Different enantiomers of amino acids have a dramatic impact on the final shape of a polypeptide/ protein. This is why only one enantiomer of an amino acid is synthesised by enzymes in the body, which act as chiral catalysts.

6
Q

What are the advantages of producing a single active enantiomer of a pharmaseutical product?

A
  • The other non-active enantiomer may actually induce negative side-effects. Having only the active enantiomer means that negative side-effects if a drug may be reduced.
  • If one enantiomer is active while the other one simply has no effects on the body, a larger dose of a drug containing the mixture of the two enantiomers (by mass) is needed to produce the same effects as a drug containing only the active enantiomer. Thus having a single enantiomer drug decreases dosage.
7
Q

Why are enantiomers difficult to separate?

A

Enantiomers are basically the same compound. They have very similar melting points, boiling points, solubilites and chemical properties. This means that separation techniques are often complex and expensive, while the waste enantiomer often cannot be sold for a different use.

8
Q

How can single enantiomers be synthesised?

A
  • Using enzymes: Enzymes are good biological chiral catalysts as they produce only single enantiomers.

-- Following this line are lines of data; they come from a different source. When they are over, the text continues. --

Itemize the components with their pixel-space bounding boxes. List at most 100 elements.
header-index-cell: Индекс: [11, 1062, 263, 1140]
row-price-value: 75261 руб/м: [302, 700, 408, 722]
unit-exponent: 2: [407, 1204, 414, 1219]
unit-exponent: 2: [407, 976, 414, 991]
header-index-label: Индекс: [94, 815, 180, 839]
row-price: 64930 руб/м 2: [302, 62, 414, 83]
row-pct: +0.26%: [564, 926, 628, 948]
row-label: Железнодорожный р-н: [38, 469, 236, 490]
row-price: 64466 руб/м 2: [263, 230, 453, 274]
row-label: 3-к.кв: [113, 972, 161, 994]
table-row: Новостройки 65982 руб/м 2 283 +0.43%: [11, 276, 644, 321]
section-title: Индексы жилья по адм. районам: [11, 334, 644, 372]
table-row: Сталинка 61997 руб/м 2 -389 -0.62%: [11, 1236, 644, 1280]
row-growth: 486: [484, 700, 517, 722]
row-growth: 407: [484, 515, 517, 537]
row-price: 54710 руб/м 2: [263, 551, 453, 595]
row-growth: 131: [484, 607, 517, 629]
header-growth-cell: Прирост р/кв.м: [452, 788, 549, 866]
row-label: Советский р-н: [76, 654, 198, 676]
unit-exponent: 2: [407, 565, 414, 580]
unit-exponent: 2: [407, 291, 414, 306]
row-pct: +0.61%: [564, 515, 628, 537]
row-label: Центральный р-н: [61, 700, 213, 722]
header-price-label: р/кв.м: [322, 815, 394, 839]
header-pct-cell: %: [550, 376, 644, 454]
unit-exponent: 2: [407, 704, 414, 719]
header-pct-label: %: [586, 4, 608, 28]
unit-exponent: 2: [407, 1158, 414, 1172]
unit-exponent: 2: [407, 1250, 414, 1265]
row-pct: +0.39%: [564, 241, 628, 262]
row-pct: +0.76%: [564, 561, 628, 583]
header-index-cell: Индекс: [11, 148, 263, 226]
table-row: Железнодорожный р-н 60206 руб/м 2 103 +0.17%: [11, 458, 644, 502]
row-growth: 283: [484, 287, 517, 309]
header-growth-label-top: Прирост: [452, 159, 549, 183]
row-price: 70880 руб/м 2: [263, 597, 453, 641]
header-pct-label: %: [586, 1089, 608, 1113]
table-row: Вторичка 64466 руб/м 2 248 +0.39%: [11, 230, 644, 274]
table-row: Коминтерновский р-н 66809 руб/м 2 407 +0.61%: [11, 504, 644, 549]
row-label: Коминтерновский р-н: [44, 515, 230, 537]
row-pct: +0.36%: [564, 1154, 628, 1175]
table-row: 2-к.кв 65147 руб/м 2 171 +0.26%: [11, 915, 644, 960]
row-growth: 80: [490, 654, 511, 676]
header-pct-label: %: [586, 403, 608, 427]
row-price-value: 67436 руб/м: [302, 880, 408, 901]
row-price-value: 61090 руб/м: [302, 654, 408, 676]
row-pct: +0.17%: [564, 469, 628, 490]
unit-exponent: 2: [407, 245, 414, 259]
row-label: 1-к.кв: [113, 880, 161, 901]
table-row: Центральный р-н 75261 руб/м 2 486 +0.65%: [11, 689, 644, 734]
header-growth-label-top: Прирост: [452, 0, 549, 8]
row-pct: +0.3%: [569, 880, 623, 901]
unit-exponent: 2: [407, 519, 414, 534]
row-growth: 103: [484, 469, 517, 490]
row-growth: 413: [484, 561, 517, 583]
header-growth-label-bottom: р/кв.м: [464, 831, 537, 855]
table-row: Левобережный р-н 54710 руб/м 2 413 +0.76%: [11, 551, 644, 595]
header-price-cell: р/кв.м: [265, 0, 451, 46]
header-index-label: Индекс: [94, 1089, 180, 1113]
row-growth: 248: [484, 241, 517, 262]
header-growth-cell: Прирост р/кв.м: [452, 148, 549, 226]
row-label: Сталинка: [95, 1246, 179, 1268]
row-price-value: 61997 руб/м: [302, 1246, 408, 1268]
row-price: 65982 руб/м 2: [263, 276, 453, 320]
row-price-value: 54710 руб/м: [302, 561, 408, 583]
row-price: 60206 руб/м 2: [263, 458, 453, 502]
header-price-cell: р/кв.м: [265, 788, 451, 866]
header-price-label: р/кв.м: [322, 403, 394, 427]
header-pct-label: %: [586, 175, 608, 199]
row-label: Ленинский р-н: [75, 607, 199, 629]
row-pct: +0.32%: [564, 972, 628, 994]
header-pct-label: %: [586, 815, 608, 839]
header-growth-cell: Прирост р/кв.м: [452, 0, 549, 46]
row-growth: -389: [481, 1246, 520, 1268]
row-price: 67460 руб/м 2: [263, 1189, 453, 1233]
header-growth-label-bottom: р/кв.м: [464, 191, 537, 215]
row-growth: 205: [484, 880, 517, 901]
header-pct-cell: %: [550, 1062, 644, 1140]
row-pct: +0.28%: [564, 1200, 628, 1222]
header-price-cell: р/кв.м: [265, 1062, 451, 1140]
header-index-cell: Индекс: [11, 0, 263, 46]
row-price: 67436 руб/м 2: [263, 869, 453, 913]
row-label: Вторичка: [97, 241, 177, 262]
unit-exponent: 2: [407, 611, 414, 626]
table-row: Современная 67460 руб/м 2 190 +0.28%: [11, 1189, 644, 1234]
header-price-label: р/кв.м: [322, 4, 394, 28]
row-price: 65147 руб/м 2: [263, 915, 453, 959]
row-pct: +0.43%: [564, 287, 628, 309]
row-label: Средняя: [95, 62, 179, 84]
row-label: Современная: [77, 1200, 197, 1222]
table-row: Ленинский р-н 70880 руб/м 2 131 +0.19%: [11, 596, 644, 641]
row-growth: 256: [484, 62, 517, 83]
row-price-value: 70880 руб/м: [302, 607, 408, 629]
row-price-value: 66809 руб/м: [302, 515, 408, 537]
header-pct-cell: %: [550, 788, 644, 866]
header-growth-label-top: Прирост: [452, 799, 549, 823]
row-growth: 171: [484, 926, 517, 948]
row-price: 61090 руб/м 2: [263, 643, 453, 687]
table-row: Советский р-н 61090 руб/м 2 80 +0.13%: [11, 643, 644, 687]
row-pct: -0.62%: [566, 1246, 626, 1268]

This means that the use of enzymes in a synthesis stage of a compound will result in only s single enantiomer being produced.
  • Chiral pool synthesis: If molecules that already have the desired chirality are used to make the desired products, the products will also have the desired chirality.
  • Using transition metal compexes: Chiral transition metal comlexes can be used as artificial chiral catalysts and transfert their chirality to their products, thus only producing a single enantiomer.
9
Q

What are the aliphatic synthesis reactions required, their conditions and their main products?

A
  1. Conversion of halogenoalkanes into aliphatic amines: Excess NH3, gently heated in ethanol solvent - aliphatic amines.
  2. Conversion of halogenoalkanes into alcohols: Heated under reflux - alcohols.
  3. Oxidation of primary alcohols into aldehydes: Gently heated and distilled immediately - aldehydes.
  4. Oxidation of aldehydes : Heated under reflux - carboxylic acid.
  5. Reduction of aldehydes into primary alcohols.
  6. Oxidation of secondary alcohols: Heated under reflux - ketones.
  7. Reduction of ketones into secondary alcohols.
  8. Esterification using alcohols and carboxylic acids: Heated to 80°C in presence of conc. sulfuric acid catalyst - ester.
  9. Acid hydrolysis of esters: Heated under reflux with dilute acid catalyst - alcohol + carboxylic acid.
  10. Alkaline hydrolysis of esters: Heated under reflux - alcohol + carboxylate salt.
10
Q

What are the aromatic synthesis reactions, their conditions and their main products?

A
  1. Halogenation of benzene: Halogen carrier catalyst - halogenobenzene.
  2. Nitration of benzene: Heated to 50°C in presence of conc. sulfuric acid catalyst - nitrobenzene.
  3. Reduction of nitrobenzene: Heated under reflux - phenylamine.
  4. Diazotisation of phenylamine: Reaction mixture kept between 0-10°C - diazonium salt.
  5. Coupling of diazonium salts: Reaction mixture placed in an alkaline environment - azo dyes.
  6. Bromination of phenol - 2,4,6-tribromophenol.
  7. Reaction of phenol with alkali - phenoxide salt.
  8. Reaction of phenol with reactive metals - phenoxide salt.